Research NVWA ongoing

Netherlands: Brown rot in roses confirmed at 2 propagators and 4 growers

In recent weeks The Netherlands Food and Consumer Product Safety Authority (NVWA) has inspected 40 rose growers who bought plants from two rose propagators where infection with the Ralstonia solanacearum bacterium, the cause of brown rot, was established. This is to map the spread of the bacterium and to ensure that the farmers take sufficient measures to prevent further spread of the bacterium within their organizations and within (greenhouse) horticulture.
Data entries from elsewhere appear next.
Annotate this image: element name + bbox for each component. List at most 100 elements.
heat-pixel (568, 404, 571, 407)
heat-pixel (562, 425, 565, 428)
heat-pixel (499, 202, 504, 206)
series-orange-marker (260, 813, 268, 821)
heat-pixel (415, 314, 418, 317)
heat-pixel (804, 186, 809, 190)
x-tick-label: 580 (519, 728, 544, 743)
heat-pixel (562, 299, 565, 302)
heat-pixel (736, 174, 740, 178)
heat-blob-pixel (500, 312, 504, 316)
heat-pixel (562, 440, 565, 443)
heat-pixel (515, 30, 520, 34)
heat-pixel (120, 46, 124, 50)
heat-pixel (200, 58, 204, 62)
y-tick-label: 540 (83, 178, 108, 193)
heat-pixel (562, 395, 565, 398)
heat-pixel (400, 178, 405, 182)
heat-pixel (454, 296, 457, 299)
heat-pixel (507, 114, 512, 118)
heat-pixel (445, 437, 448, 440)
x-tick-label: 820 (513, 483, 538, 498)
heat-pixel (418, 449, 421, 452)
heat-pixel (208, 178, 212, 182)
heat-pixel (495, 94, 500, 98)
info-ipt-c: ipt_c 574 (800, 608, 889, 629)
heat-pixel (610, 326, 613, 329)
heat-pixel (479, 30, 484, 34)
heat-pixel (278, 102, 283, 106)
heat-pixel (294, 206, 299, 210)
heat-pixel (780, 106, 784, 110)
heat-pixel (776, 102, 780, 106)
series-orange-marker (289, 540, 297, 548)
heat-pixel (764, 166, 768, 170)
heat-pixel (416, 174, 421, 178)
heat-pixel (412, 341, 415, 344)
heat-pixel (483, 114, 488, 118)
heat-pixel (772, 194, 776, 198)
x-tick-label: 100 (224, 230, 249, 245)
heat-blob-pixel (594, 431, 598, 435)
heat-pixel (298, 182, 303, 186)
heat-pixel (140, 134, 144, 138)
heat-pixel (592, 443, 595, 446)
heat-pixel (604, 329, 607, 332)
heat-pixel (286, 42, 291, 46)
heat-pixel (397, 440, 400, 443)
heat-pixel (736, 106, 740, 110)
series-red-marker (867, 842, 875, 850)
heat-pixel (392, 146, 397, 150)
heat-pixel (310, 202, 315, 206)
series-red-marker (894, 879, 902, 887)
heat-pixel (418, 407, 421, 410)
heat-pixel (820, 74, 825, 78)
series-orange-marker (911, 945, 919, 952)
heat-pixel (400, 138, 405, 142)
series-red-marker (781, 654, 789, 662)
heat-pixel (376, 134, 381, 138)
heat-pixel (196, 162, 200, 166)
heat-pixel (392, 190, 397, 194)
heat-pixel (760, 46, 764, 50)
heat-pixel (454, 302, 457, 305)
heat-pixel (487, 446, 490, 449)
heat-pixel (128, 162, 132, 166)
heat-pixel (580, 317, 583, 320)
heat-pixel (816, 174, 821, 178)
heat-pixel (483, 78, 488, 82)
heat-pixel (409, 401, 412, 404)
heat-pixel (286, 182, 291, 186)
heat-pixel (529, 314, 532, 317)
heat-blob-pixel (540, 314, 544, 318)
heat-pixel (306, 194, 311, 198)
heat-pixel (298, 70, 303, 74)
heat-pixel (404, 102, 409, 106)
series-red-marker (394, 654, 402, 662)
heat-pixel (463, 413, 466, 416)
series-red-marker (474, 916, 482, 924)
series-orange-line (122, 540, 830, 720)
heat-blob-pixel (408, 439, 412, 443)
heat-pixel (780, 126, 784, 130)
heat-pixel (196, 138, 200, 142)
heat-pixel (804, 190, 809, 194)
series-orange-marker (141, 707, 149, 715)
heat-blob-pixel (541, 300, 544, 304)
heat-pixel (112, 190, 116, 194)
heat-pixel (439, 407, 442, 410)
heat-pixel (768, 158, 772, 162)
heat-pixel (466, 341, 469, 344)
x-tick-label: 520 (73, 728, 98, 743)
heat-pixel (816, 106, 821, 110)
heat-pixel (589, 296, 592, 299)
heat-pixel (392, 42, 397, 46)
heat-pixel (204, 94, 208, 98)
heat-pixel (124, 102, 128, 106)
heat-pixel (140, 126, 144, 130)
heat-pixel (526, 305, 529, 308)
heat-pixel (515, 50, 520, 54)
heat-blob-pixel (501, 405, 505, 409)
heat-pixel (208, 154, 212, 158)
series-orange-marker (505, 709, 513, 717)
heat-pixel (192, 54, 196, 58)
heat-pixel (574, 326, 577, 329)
Water samples were taken, crops inspected and plant samples taken if the plant showed symptoms of infection. The laboratory tests take several weeks.



Spread
The Ralstonia solanacearum bacterium is spread through soil, water, tools and people. Distribution within the crop can take place very quickly through, for example, the pruning shears with which plants are cut and flowers harvested. The bacterium can also easily spread through water and will evolve very quickly in high greenhouse temperatures. Ralstonia is particularly known as a pathogen in potatoes but can also affect other crops, such as tomatoes and many ornamental plants. Infected plants must therefore be destroyed, in accordance with Phyto Directive 2000/29/EC. The bacterium poses no danger to public health.

So far The Netherlands Food and Consumer Product Safety Authority (NVWA) established infection with the Ralstonia bacterium at 2 propagators and 4 growers. A couple of additional propagators have been included in the survey, because these companies exchanged material with the infected propagators. Plant material was also delivered to other countries. The NVWA has informed the authorities of these countries. The NVWA is also investigating the source of the infection.

Infection measures
If the NVWA laboratory tests show that plants or the water system of a propagator or grower is infected, then that company has to destroy the infected plants and clean and disinfect all materials and surfaces that may have been in contact with the bacterium. This is done under the supervision of the NVWA.